Other areas of inaccuracy concern the turret, instructions Section 19. Parts P1 are Bren gun ammunition bins and should be deleted from “Phantom”. The kit also comes with the later style of rear hull auxiliary fuel tank, Section 10, parts A6/C25/C39. Also, Section 13, parts A21, and Section 15. Photo references indicate this was not in common use during “Operation Crusader.” In its place on the rear hull would most likely have been a “POW” rack which was used to carry “flimsy” cans of petrol, oil and water. Such a rack can be fairly easily fashioned by finding some good reference shots off the internet, and some Everygreen strip plastic. The Czech firm Hauler produces the flimsy cans themselves in 1/48th scale.

The second scheme offered by Tamiya in their color and marking guide is option “B,” which is for a vehicle named “Defiance.” Research indicates this was from 4th Royal Tank Regiment in North Africa, 1941. So this, too, would be an earlier vehicle than that depicted in the Tamiya kit, and so the modeler would need to incorporate the changes listed above for “Phantom” to have a more accurate model. Additionally, Tamiya got the wrong War Department number for “Defiance”, listing it as T6949, but it should be T6849.

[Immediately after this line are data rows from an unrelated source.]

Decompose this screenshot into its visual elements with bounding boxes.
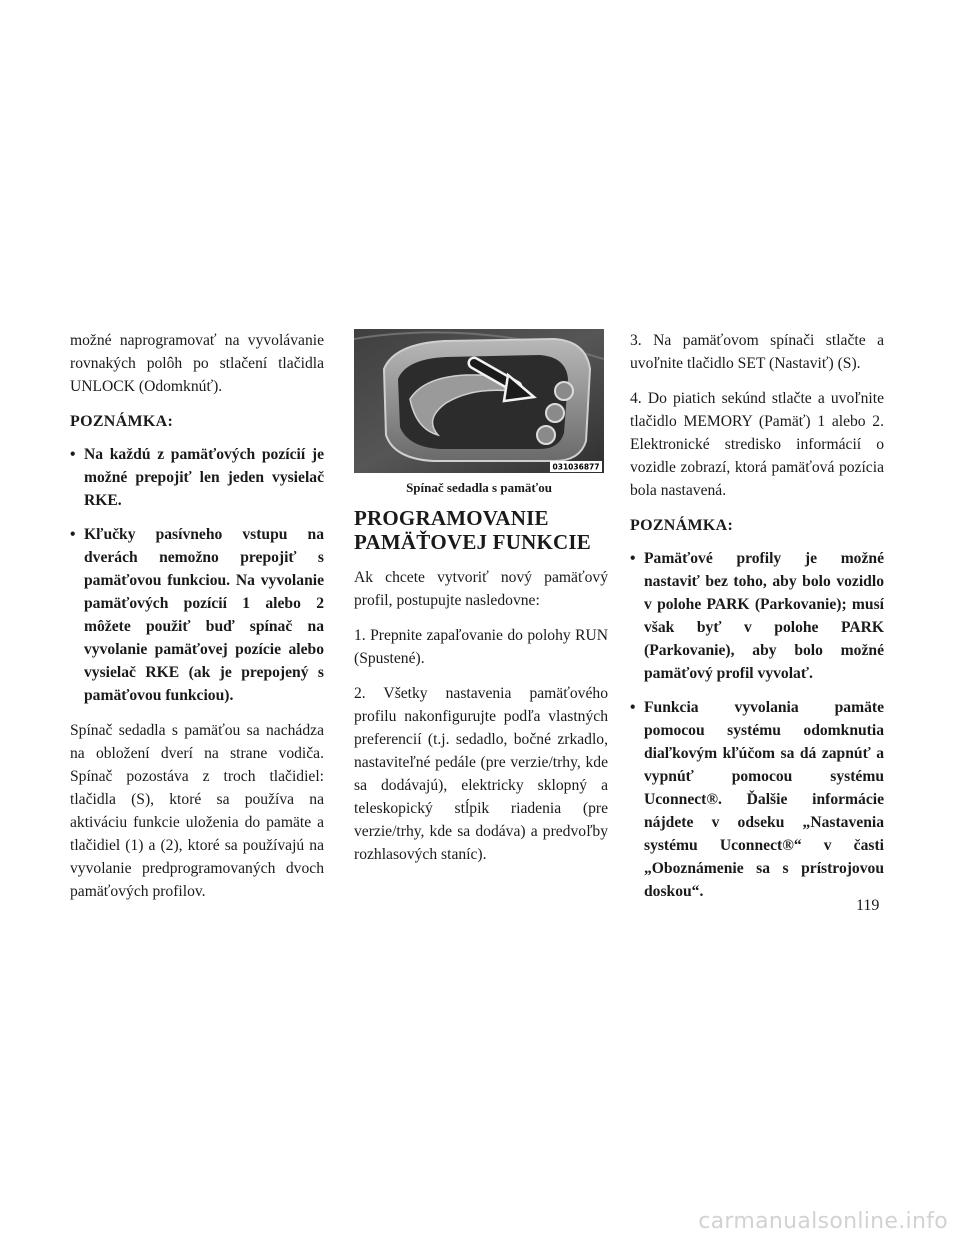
note-item: • Na každú z pamäťových pozícií je možné prepojiť len jeden vysielač RKE. <box>70 443 324 512</box>
figure-code: 031036877 <box>552 462 600 472</box>
note-list <box>630 547 884 903</box>
body-paragraph: Spínač sedadla s pamäťou sa nachádza na obložení dverí na strane vodiča. Spínač pozostáva z troch tlačidiel: tlačidla (S), ktoré sa používa na aktiváciu funkcie uloženia do pamäte a tlačidiel (1) a (2), ktoré sa používajú na vyvolanie predprogramovaných dvoch pamäťových profilov. <box>70 722 324 900</box>
watermark: carmanualsonline.info <box>698 1209 948 1234</box>
step-4: 4. Do piatich sekúnd stlačte a uvoľnite tlačidlo MEMORY (Pamäť) 1 alebo 2. Elektronické stredisko informácií o vozidle zobrazí, ktorá pamäťová pozícia bola nastavená. <box>630 390 884 499</box>
section-title <box>354 506 608 554</box>
note-item: • Kľučky pasívneho vstupu na dverách nemožno prepojiť s pamäťovou funkciou. Na vyvolanie pamäťových pozícií 1 alebo 2 môžete použiť buď spínač na vyvolanie pamäťovej pozície alebo vysielač RKE (ak je prepojený s pamäťovou funkciou). <box>70 523 324 707</box>
section-title-line1: PROGRAMOVANIE <box>354 506 549 530</box>
note-heading: POZNÁMKA: <box>630 517 734 534</box>
figure-caption: Spínač sedadla s pamäťou <box>406 480 552 495</box>
figure <box>354 329 604 496</box>
column-middle <box>354 329 608 878</box>
step-3: 3. Na pamäťovom spínači stlačte a uvoľnite tlačidlo SET (Nastaviť) (S). <box>630 332 884 372</box>
note-item: • Funkcia vyvolania pamäte pomocou systému odomknutia diaľkovým kľúčom sa dá zapnúť a vypnúť pomocou systému Uconnect®. Ďalšie informácie nájdete v odseku „Nastavenia systému Uconnect®“ v časti „Oboznámenie sa s prístrojovou doskou“. <box>630 696 884 903</box>
step-1: 1. Prepnite zapaľovanie do polohy RUN (Spustené). <box>354 627 608 667</box>
note-heading: POZNÁMKA: <box>70 413 174 430</box>
column-right <box>630 329 884 915</box>
note-item: • Pamäťové profily je možné nastaviť bez toho, aby bolo vozidlo v polohe PARK (Parkovanie); musí však byť v polohe PARK (Parkovanie), aby bolo možné pamäťový profil vyvolať. <box>630 547 884 685</box>
memory-switch-image <box>354 329 604 473</box>
page-number: 119 <box>856 897 880 914</box>
section-intro: Ak chcete vytvoriť nový pamäťový profil, postupujte nasledovne: <box>354 569 608 609</box>
note-list <box>70 443 324 707</box>
column-left <box>70 329 324 915</box>
section-title-line2: PAMÄŤOVEJ FUNKCIE <box>354 530 591 554</box>
intro-paragraph: možné naprogramovať na vyvolávanie rovnakých polôh po stlačení tlačidla UNLOCK (Odomknúť). <box>70 332 324 395</box>
step-2: 2. Všetky nastavenia pamäťového profilu nakonfigurujte podľa vlastných preferencií (t.j. sedadlo, bočné zrkadlo, nastaviteľné pedále (pre verzie/trhy, kde sa dodávajú), elektricky sklopný a teleskopický stĺpik riadenia (pre verzie/trhy, kde sa dodáva) a predvoľby rozhlasových staníc). <box>354 685 608 863</box>
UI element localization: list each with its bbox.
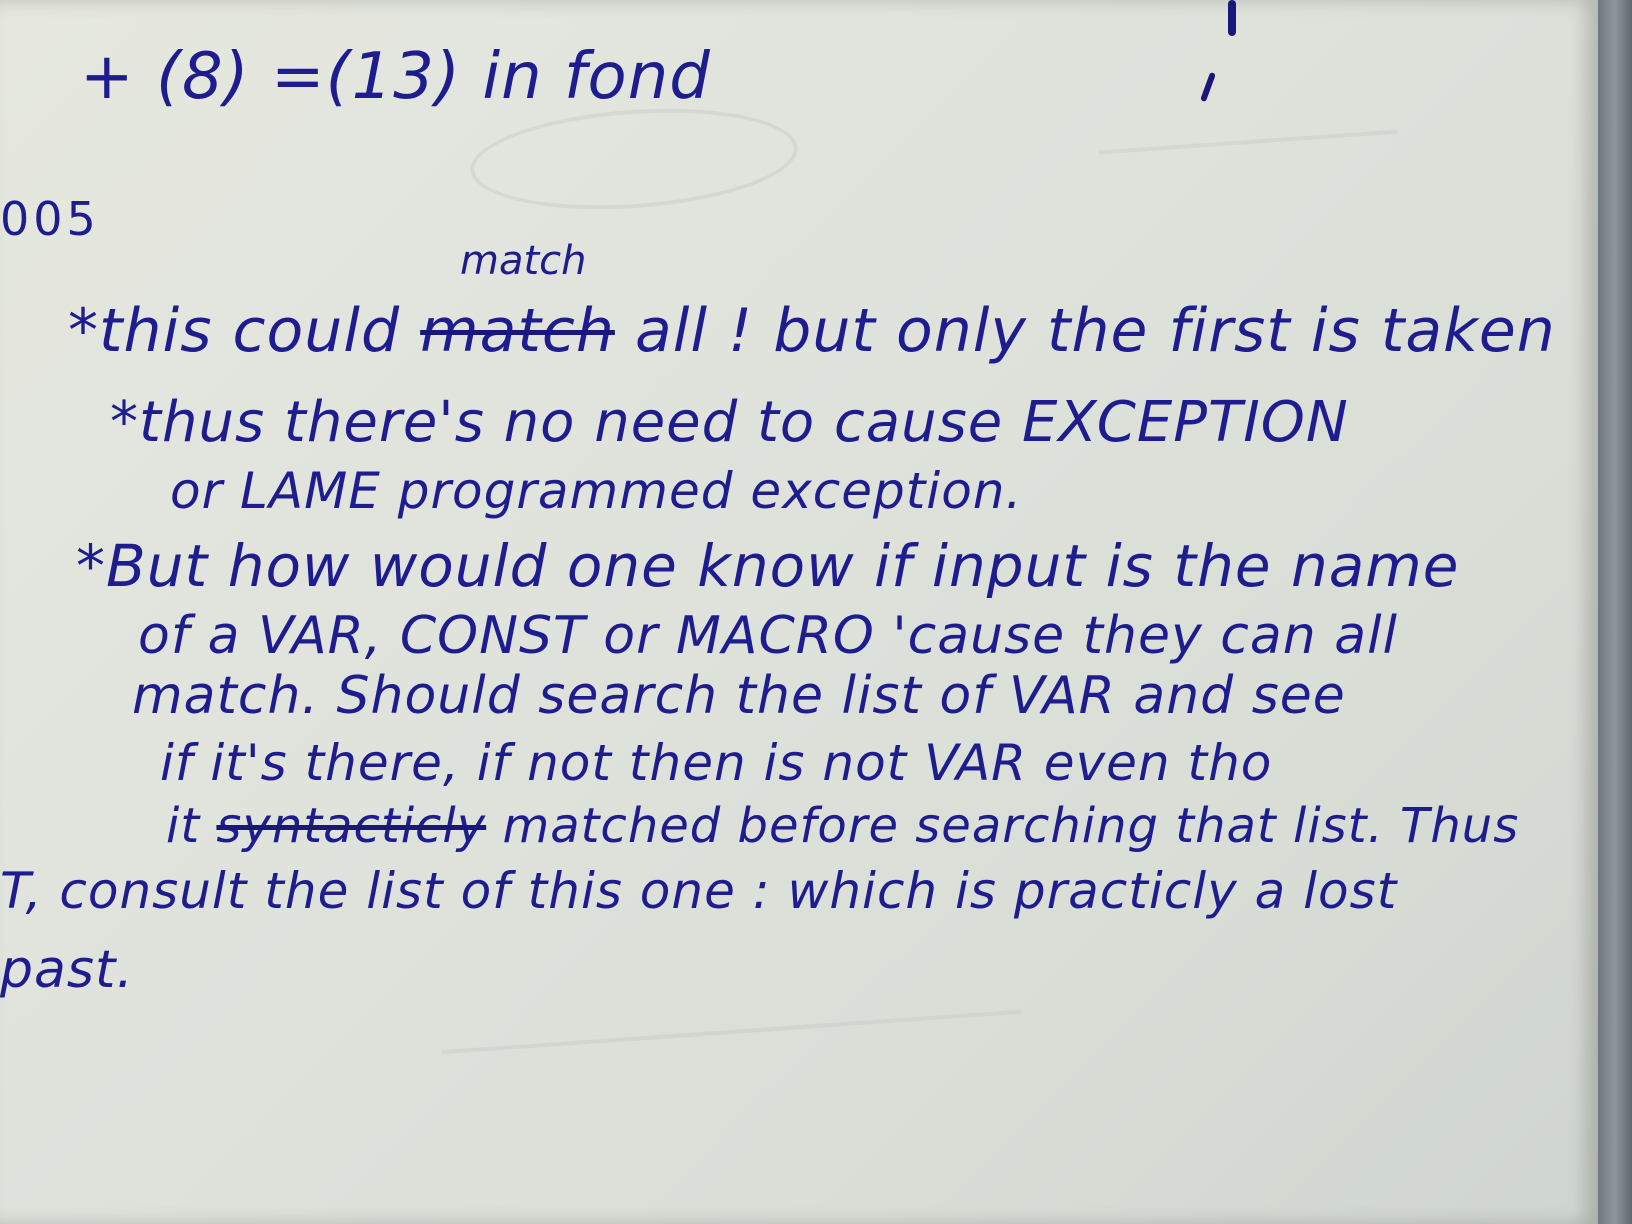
note-line-10 bbox=[166, 798, 1519, 854]
note-line-3-start: *this could bbox=[68, 296, 401, 366]
inserted-correction: match bbox=[460, 238, 587, 284]
bleed-through-mark bbox=[467, 99, 801, 220]
note-line-5: or LAME programmed exception. bbox=[170, 462, 1023, 520]
bleed-through-mark bbox=[1098, 130, 1402, 215]
note-line-2: 005 bbox=[0, 192, 100, 246]
note-line-11: T, consult the list of this one : which is practicly a lost bbox=[0, 862, 1398, 920]
note-line-6: *But how would one know if input is the name bbox=[76, 532, 1460, 600]
note-line-10-end: matched before searching that list. Thus bbox=[502, 798, 1520, 854]
note-line-3-end: all ! but only the first is taken bbox=[634, 296, 1556, 366]
struck-word: match bbox=[420, 296, 615, 366]
note-line-1: + (8) =(13) in fond bbox=[80, 40, 711, 114]
note-line-9: if it's there, if not then is not VAR even tho bbox=[160, 734, 1273, 792]
note-line-12: past. bbox=[0, 940, 134, 1000]
note-line-10-start: it bbox=[166, 798, 201, 854]
bleed-through-mark bbox=[439, 970, 1021, 1054]
ink-dot bbox=[1228, 0, 1236, 36]
page-edge-background bbox=[1598, 0, 1632, 1224]
note-line-8: match. Should search the list of VAR and see bbox=[132, 666, 1346, 726]
note-line-3 bbox=[68, 296, 1556, 366]
note-line-4: *thus there's no need to cause EXCEPTION bbox=[110, 390, 1349, 455]
struck-word-2: syntacticly bbox=[216, 798, 487, 854]
ink-dot bbox=[1200, 72, 1216, 102]
note-line-7: of a VAR, CONST or MACRO 'cause they can all bbox=[138, 606, 1399, 666]
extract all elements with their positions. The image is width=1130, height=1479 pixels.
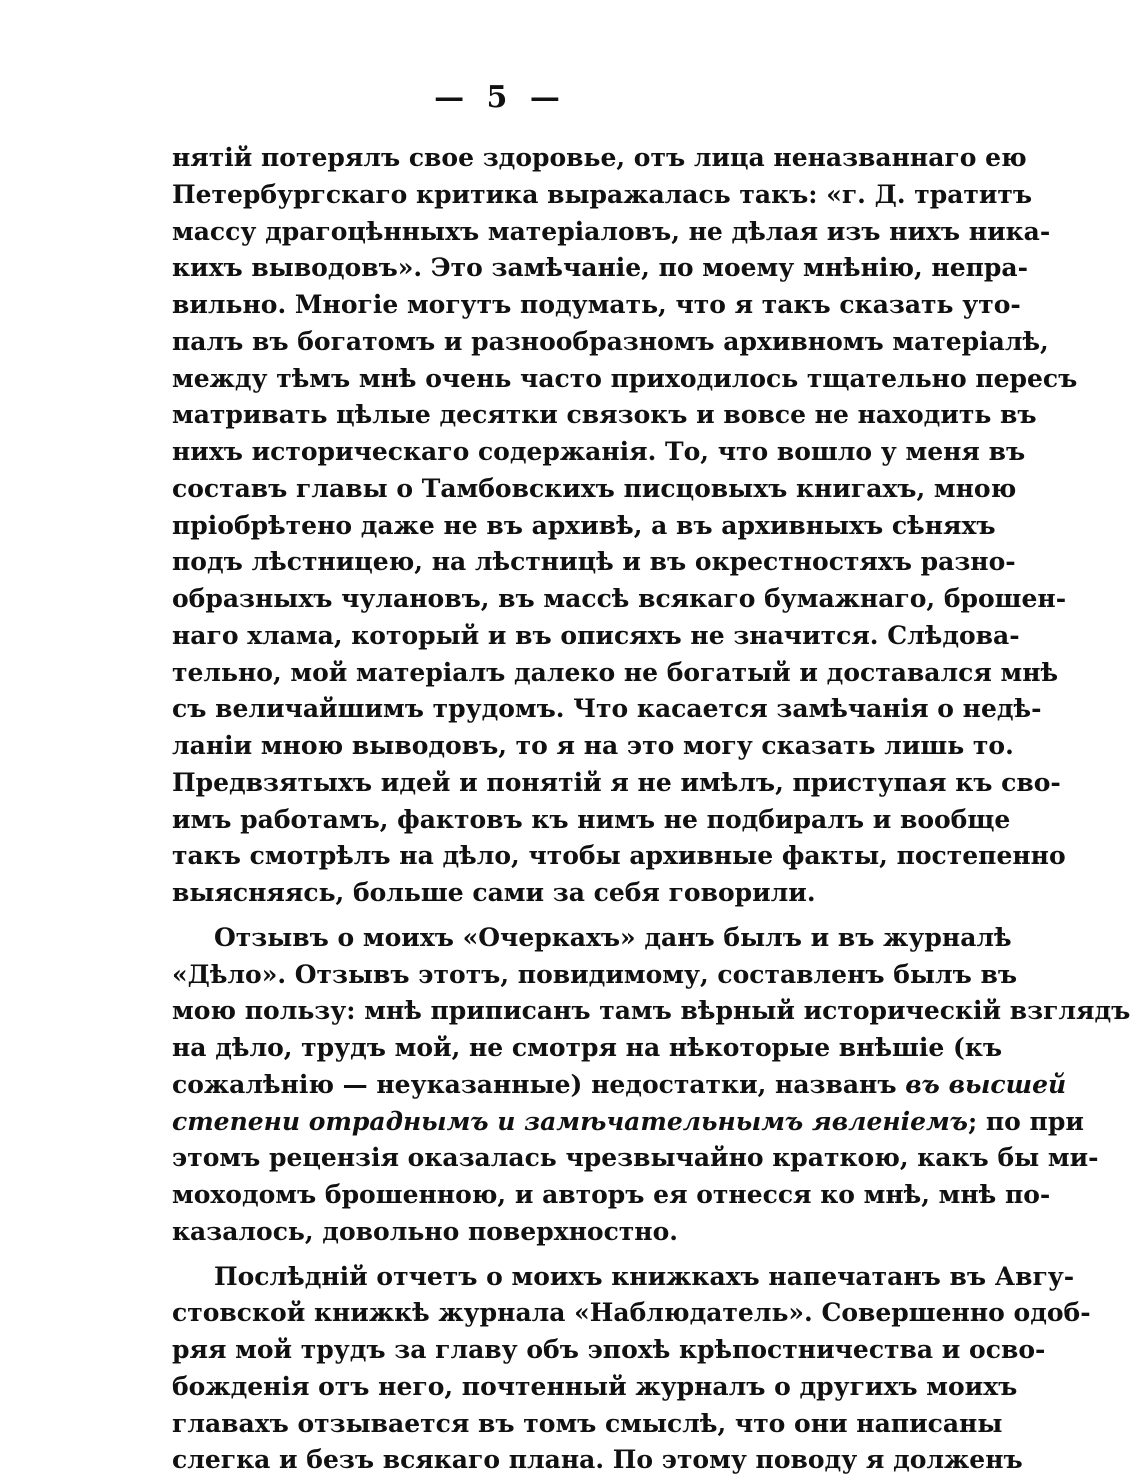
text-line: тельно, мой матеріалъ далеко не богатый и доставался мнѣ (172, 655, 824, 692)
emphasis-text: въ высшей (905, 1070, 1066, 1099)
text-line: мою пользу: мнѣ приписанъ тамъ вѣрный историческій взглядъ (172, 993, 824, 1030)
text-line: главахъ отзывается въ томъ смыслѣ, что они написаны (172, 1406, 824, 1443)
text-line: Отзывъ о моихъ «Очеркахъ» данъ былъ и въ журналѣ (172, 920, 824, 957)
text-segment: ; по при (968, 1107, 1084, 1136)
text-line: божденія отъ него, почтенный журналъ о другихъ моихъ (172, 1369, 824, 1406)
text-line: этомъ рецензія оказалась чрезвычайно краткою, какъ бы ми- (172, 1140, 824, 1177)
text-line: нятій потерялъ свое здоровье, отъ лица неназваннаго ею (172, 140, 824, 177)
text-line: нихъ историческаго содержанія. То, что вошло у меня въ (172, 434, 824, 471)
text-line: наго хлама, который и въ описяхъ не значится. Слѣдова- (172, 618, 824, 655)
text-line (172, 1104, 824, 1141)
text-line: образныхъ чулановъ, въ массѣ всякаго бумажнаго, брошен- (172, 581, 824, 618)
text-line: между тѣмъ мнѣ очень часто приходилось тщательно пересъ (172, 361, 824, 398)
emphasis-text: степени отраднымъ и замѣчательнымъ явленіемъ (172, 1107, 968, 1136)
text-segment: сожалѣнію — неуказанные) недостатки, названъ (172, 1070, 897, 1099)
text-line: подъ лѣстницею, на лѣстницѣ и въ окрестностяхъ разно- (172, 544, 824, 581)
text-line: вильно. Многіе могутъ подумать, что я такъ сказать уто- (172, 287, 824, 324)
paragraph-2 (172, 920, 824, 1251)
text-line: Послѣдній отчетъ о моихъ книжкахъ напечатанъ въ Авгу- (172, 1259, 824, 1296)
text-line: палъ въ богатомъ и разнообразномъ архивномъ матеріалѣ, (172, 324, 824, 361)
text-line: стовской книжкѣ журнала «Наблюдатель». Совершенно одоб- (172, 1295, 824, 1332)
text-line: выясняясь, больше сами за себя говорили. (172, 875, 824, 912)
text-line (172, 1067, 824, 1104)
text-line: ряя мой трудъ за главу объ эпохѣ крѣпостничества и осво- (172, 1332, 824, 1369)
text-line: массу драгоцѣнныхъ матеріаловъ, не дѣлая изъ нихъ никa- (172, 214, 824, 251)
text-line: Петербургскаго критика выражалась такъ: «г. Д. тратитъ (172, 177, 824, 214)
text-line: составъ главы о Тамбовскихъ писцовыхъ книгахъ, мною (172, 471, 824, 508)
text-line: такъ смотрѣлъ на дѣло, чтобы архивные факты, постепенно (172, 838, 824, 875)
text-line: ланіи мною выводовъ, то я на это могу сказать лишь то. (172, 728, 824, 765)
paragraph-3 (172, 1259, 824, 1479)
text-line: моходомъ брошенною, и авторъ ея отнесся ко мнѣ, мнѣ по- (172, 1177, 824, 1214)
page-number: — 5 — (0, 80, 1000, 115)
paragraph-1 (172, 140, 824, 912)
text-line: «Дѣло». Отзывъ этотъ, повидимому, составленъ былъ въ (172, 957, 824, 994)
text-line: матривать цѣлые десятки связокъ и вовсе не находить въ (172, 397, 824, 434)
text-line: пріобрѣтено даже не въ архивѣ, а въ архивныхъ сѣняхъ (172, 508, 824, 545)
body-text (172, 140, 824, 1479)
text-line: казалось, довольно поверхностно. (172, 1214, 824, 1251)
text-line: на дѣло, трудъ мой, не смотря на нѣкоторые внѣшіе (къ (172, 1030, 824, 1067)
text-line: слегка и безъ всякаго плана. По этому поводу я долженъ (172, 1442, 824, 1479)
text-line: съ величайшимъ трудомъ. Что касается замѣчанія о недѣ- (172, 691, 824, 728)
text-line: Предвзятыхъ идей и понятій я не имѣлъ, приступая къ сво- (172, 765, 824, 802)
text-line: имъ работамъ, фактовъ къ нимъ не подбиралъ и вообще (172, 802, 824, 839)
text-line: кихъ выводовъ». Это замѣчаніе, по моему мнѣнію, непра- (172, 250, 824, 287)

Then, one comes to the paint schemes in option A and B. This is the so called Caunter three color scheme (Light Stone BS61 or Portland Stone BS64, together with Slate and Silver-Grey). However, research indicates that there wasn’t simply one such scheme, as Tamiya’s painting instructions suggest, but THREE such Caunter schemes. This from research done by renowned color and marking expert Mike Starmer. Mr. Starmer produces an excellent series of WW2 British Color and Markings reference books, one of which is devoted solely to the various Caunter schemes. Thus the modeler needs to find photos of the relevant vehicle and carefully examine them to determine which of the three Caunter schemes was utilized for the specific vehicle being modeled!

Tamiya then offers the modeler a third color and marking scheme in their kit, Option C. This is for a vehicle listed as being from the 49th Royal Tank Regiment, “England 1942,” and which shows it painted in a two-tone brown scheme. Given the later date, this perhaps is a vehicle that can be built accurately straight from the box, but unfortunately I am unable to confirm this as my research isn’t wide ranging enough.

The model as built by me for this review takes some of the information above into account, but ignores other bits! I built the model out of the box, except for deleting the Bren gun ammo bins and the auxiliary fuel tank. This allowed for a “reasonably accurate” profile. However, the thought of a 3-tone Caunter scheme was a tad daunting for me, while at the same time I loved the bright markings of “Phantom.” So I painted my model in Light Stone BS61 (White Ensign enamel range of paint), the color of North African Matildas prior to the introduction of the 3 tone Caunter scheme! So sue me……..

To conclude: Tamiya’s new 1/48th scale Matilda is a wonderfully easy kit to build. It is, however, a mixture of variants, and thus the modeler can’t build color and marking options “A” or “B” out of the box. However, with a little research together with a little scratchbuilding work, those interested in more accurate models shouldn’t find it too difficult to “upgrade” the kit. My sincere thanks to TamiyaUSA and IPMS USA for allowing me to review this kit.